A ponderação entre sons orgânicos e os elementos digitais.

Como sabemos, a música sempre esteve presente na cultura da humanidade. As poesias acompanhadas por sons e os poemas simbolistas que visam a musicalidade nas suas criações são exemplos do uso artístico da música, no qual o objetivo é proporcionar prazer aos ouvidos e evocar sentimentos.

O fato é: a música existe em suas diferentes formas e nos afeta de modos distintos. Ativa memórias e sensações, passa mensagens, como também desperta reflexões. E é esse o conceito do EP ‘Get Out’. Ele coloca em ponderação o digital e a natureza ao juntar sons orgânicos e elementos tecnológicos criando um desapego consciente do mundo digital, proporcionando ainda uma redescoberta de universos externos e internos. Inclusive a arte de capa feita pelas meninas da NhacNhacGluGlu (@nhacnhacgluglu) é uma ilustração inspirada na Praia de Pipa, localizada no estado do Rio Grande do Norte.

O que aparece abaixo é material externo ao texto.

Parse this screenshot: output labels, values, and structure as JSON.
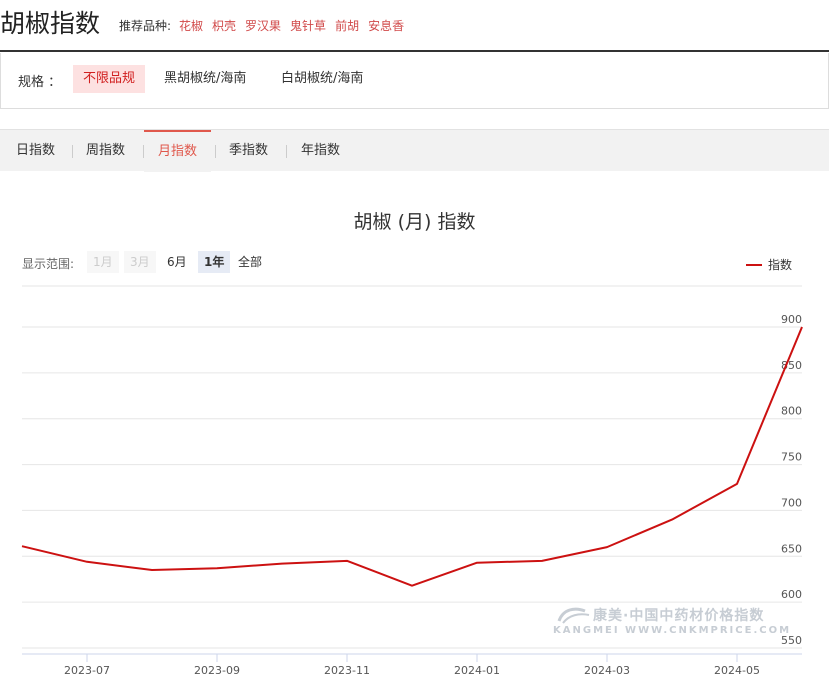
{
  "header": {
    "title": "胡椒指数",
    "recommend_label": "推荐品种:",
    "recommend_items": [
      "花椒",
      "枳壳",
      "罗汉果",
      "鬼针草",
      "前胡",
      "安息香"
    ]
  },
  "spec": {
    "label": "规格 ：",
    "options": [
      "不限品规",
      "黑胡椒统/海南",
      "白胡椒统/海南"
    ],
    "active": "不限品规"
  },
  "tabs": {
    "items": [
      "日指数",
      "周指数",
      "月指数",
      "季指数",
      "年指数"
    ],
    "active": "月指数"
  },
  "range": {
    "label": "显示范围:",
    "buttons": [
      "1月",
      "3月",
      "6月",
      "1年",
      "全部"
    ],
    "selected": "1年",
    "disabled": [
      "1月",
      "3月"
    ]
  },
  "legend": {
    "label": "指数",
    "color": "#cc1111"
  },
  "watermark": {
    "line1": "康美·中国中药材价格指数",
    "line2": "KANGMEI  WWW.CNKMPRICE.COM"
  },
  "chart_data": {
    "type": "line",
    "title": "胡椒 (月) 指数",
    "x": [
      "2023-06",
      "2023-07",
      "2023-08",
      "2023-09",
      "2023-10",
      "2023-11",
      "2023-12",
      "2024-01",
      "2024-02",
      "2024-03",
      "2024-04",
      "2024-05",
      "2024-06"
    ],
    "xtick_labels": [
      "2023-07",
      "2023-09",
      "2023-11",
      "2024-01",
      "2024-03",
      "2024-05"
    ],
    "series": [
      {
        "name": "指数",
        "color": "#cc1111",
        "values": [
          661,
          644,
          635,
          637,
          642,
          645,
          618,
          643,
          645,
          660,
          690,
          729,
          900
        ]
      }
    ],
    "ylim": [
      550,
      900
    ],
    "yticks": [
      550,
      600,
      650,
      700,
      750,
      800,
      850,
      900
    ],
    "grid": true,
    "legend_position": "top-right"
  }
}
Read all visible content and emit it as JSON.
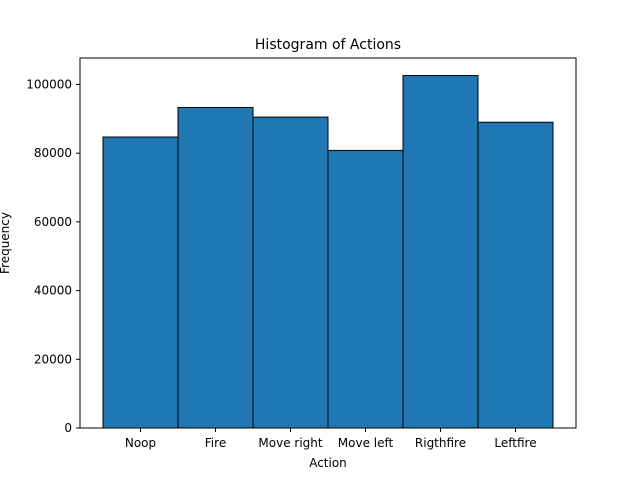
{
  "chart_data": {
    "type": "bar",
    "title": "Histogram of Actions",
    "xlabel": "Action",
    "ylabel": "Frequency",
    "categories": [
      "Noop",
      "Fire",
      "Move right",
      "Move left",
      "Rigthfire",
      "Leftfire"
    ],
    "values": [
      84700,
      93300,
      90500,
      80800,
      102600,
      89000
    ],
    "ylim": [
      0,
      107700
    ],
    "yticks": [
      0,
      20000,
      40000,
      60000,
      80000,
      100000
    ],
    "ytick_labels": [
      "0",
      "20000",
      "40000",
      "60000",
      "80000",
      "100000"
    ],
    "bar_color": "#1f77b4",
    "edge_color": "#000000",
    "grid": false,
    "legend": "none"
  }
}
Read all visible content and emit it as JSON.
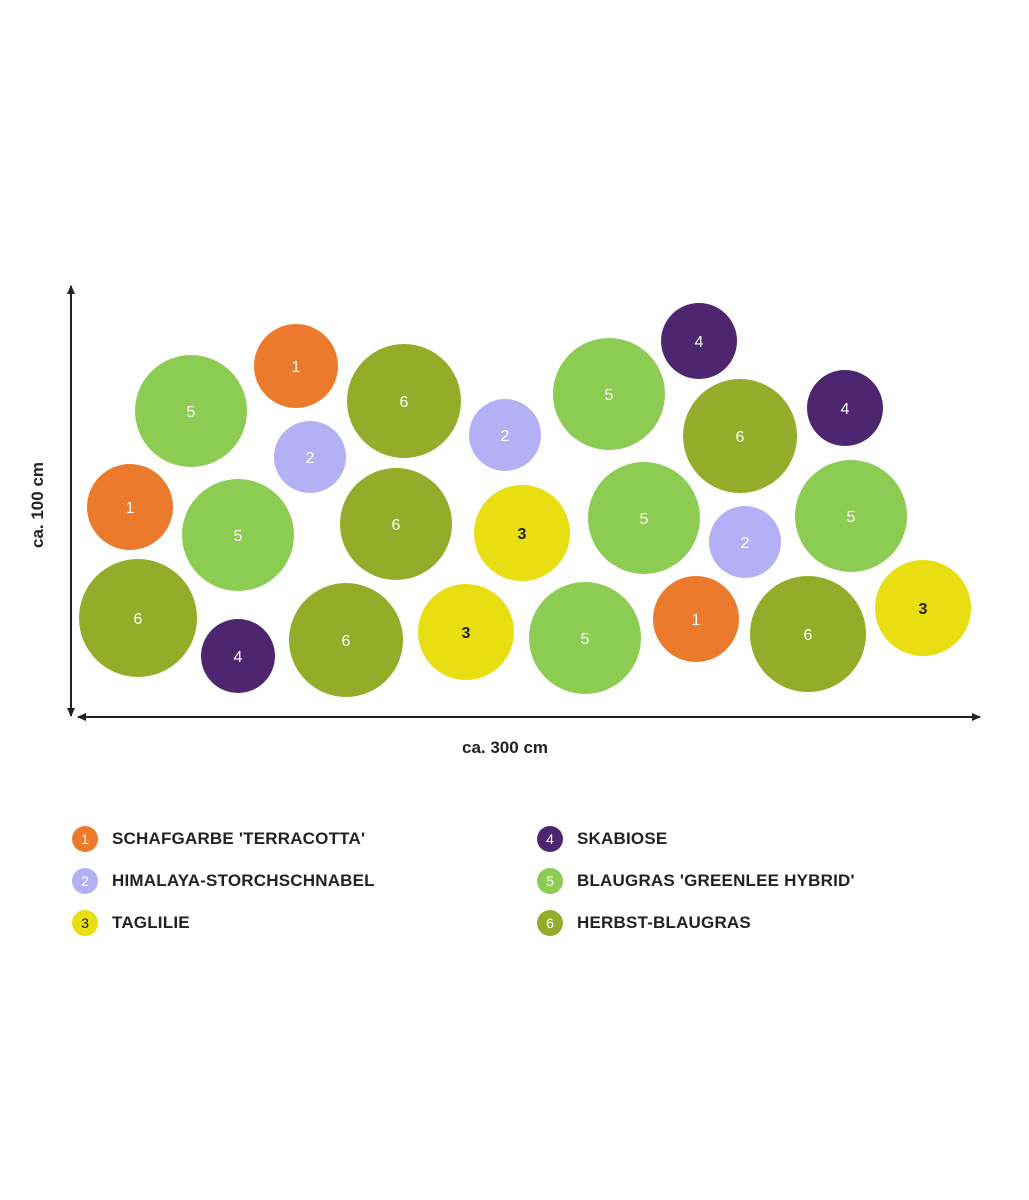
{
  "dimensions": {
    "width_label": "ca. 300 cm",
    "height_label": "ca. 100 cm"
  },
  "colors": {
    "1": "#ec7a2d",
    "2": "#b3b0f5",
    "3": "#e8de12",
    "4": "#4e2670",
    "5": "#8ccc52",
    "6": "#94ac2a"
  },
  "plants": [
    {
      "n": "5"
    },
    {
      "n": "1"
    },
    {
      "n": "6"
    },
    {
      "n": "2"
    },
    {
      "n": "2"
    },
    {
      "n": "5"
    },
    {
      "n": "4"
    },
    {
      "n": "6"
    },
    {
      "n": "4"
    },
    {
      "n": "1"
    },
    {
      "n": "5"
    },
    {
      "n": "6"
    },
    {
      "n": "3"
    },
    {
      "n": "5"
    },
    {
      "n": "2"
    },
    {
      "n": "5"
    },
    {
      "n": "6"
    },
    {
      "n": "4"
    },
    {
      "n": "6"
    },
    {
      "n": "3"
    },
    {
      "n": "5"
    },
    {
      "n": "1"
    },
    {
      "n": "6"
    },
    {
      "n": "3"
    }
  ],
  "legend": [
    {
      "n": "1",
      "label": "SCHAFGARBE 'TERRACOTTA'"
    },
    {
      "n": "2",
      "label": "HIMALAYA-STORCHSCHNABEL"
    },
    {
      "n": "3",
      "label": "TAGLILIE"
    },
    {
      "n": "4",
      "label": "SKABIOSE"
    },
    {
      "n": "5",
      "label": "BLAUGRAS 'GREENLEE HYBRID'"
    },
    {
      "n": "6",
      "label": "HERBST-BLAUGRAS"
    }
  ]
}
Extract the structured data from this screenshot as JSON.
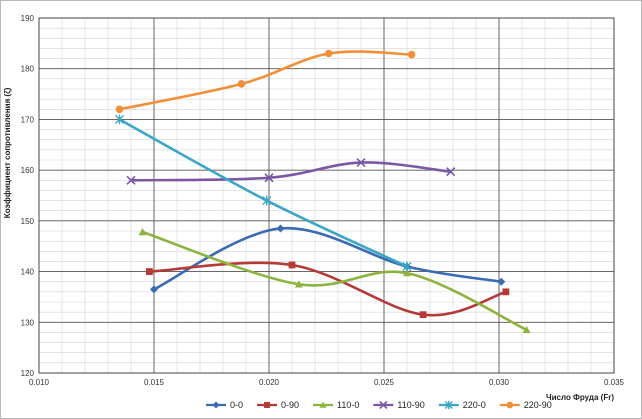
{
  "chart_data": {
    "type": "line",
    "title": "",
    "xlabel": "Число Фруда (Fr)",
    "ylabel": "Коэффициент сопротивления (ζ)",
    "xlim": [
      0.01,
      0.035
    ],
    "ylim": [
      120,
      190
    ],
    "x_ticks": [
      "0.010",
      "0.015",
      "0.020",
      "0.025",
      "0.030",
      "0.035"
    ],
    "y_ticks": [
      "120",
      "130",
      "140",
      "150",
      "160",
      "170",
      "180",
      "190"
    ],
    "x_tick_values": [
      0.01,
      0.015,
      0.02,
      0.025,
      0.03,
      0.035
    ],
    "y_tick_values": [
      120,
      130,
      140,
      150,
      160,
      170,
      180,
      190
    ],
    "grid": true,
    "smooth": true,
    "legend_position": "bottom",
    "series": [
      {
        "name": "0-0",
        "color": "#3a6cb4",
        "marker": "diamond",
        "x": [
          0.015,
          0.0205,
          0.026,
          0.0301
        ],
        "y": [
          136.5,
          148.5,
          141.0,
          138.0
        ]
      },
      {
        "name": "0-90",
        "color": "#b33a36",
        "marker": "square",
        "x": [
          0.0148,
          0.021,
          0.0267,
          0.0303
        ],
        "y": [
          140.0,
          141.3,
          131.5,
          136.0
        ]
      },
      {
        "name": "110-0",
        "color": "#8db33e",
        "marker": "triangle",
        "x": [
          0.0145,
          0.0213,
          0.026,
          0.0312
        ],
        "y": [
          147.8,
          137.5,
          139.7,
          128.5
        ]
      },
      {
        "name": "110-90",
        "color": "#7a58a4",
        "marker": "x",
        "x": [
          0.014,
          0.02,
          0.024,
          0.0279
        ],
        "y": [
          158.0,
          158.5,
          161.5,
          159.7
        ]
      },
      {
        "name": "220-0",
        "color": "#3ba6c5",
        "marker": "star",
        "x": [
          0.0135,
          0.0199,
          0.026
        ],
        "y": [
          170.0,
          154.0,
          141.0
        ]
      },
      {
        "name": "220-90",
        "color": "#f0913a",
        "marker": "circle",
        "x": [
          0.0135,
          0.0188,
          0.0226,
          0.0262
        ],
        "y": [
          172.0,
          177.0,
          183.0,
          182.8
        ]
      }
    ]
  }
}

Todos esses sentimentos podem ser despertados ao ouvir o EP da gravadora potiguar Sabiá Records. Com 02 faixas originais – ‘Get Out’ e ‘Rebellion’ – assinadas pelo artista Dan Cunha, o release conta com a participação do duo Blue&Red, responsável pela impressão de elementos percussivos na faixa que deu nome ao lançamento, e ainda traz reinterpretações únicas dos residentes Racsobr e FMENEZS. Saca só:

Com faixas atmosféricas, onde as músicas se comunicam de forma coerente entre si, a Sabiá Records se utiliza da bagagem musical dos artistas envolvidos para imprimir originalidade em cada lançamento. Para o DJ e produtor Dan Cunha a participação desses artistas surgiu de forma totalmente despretensiosa: “Enquanto produzia as músicas e pensava no conceito artístico do EP, a ideia de ter os três projetos (Blue&Red, Racsobr, e FMENEZS) veio de forma instintiva, porque além da admiração profissional, também rola uma confiança mútua entre nós: sabemos o quanto cada um se dedica e leva a música a sério.”

A essência que este EP carrega é muito mais do que despertar sentimentos e reflexões, é provocar a busca pelo equilíbrio.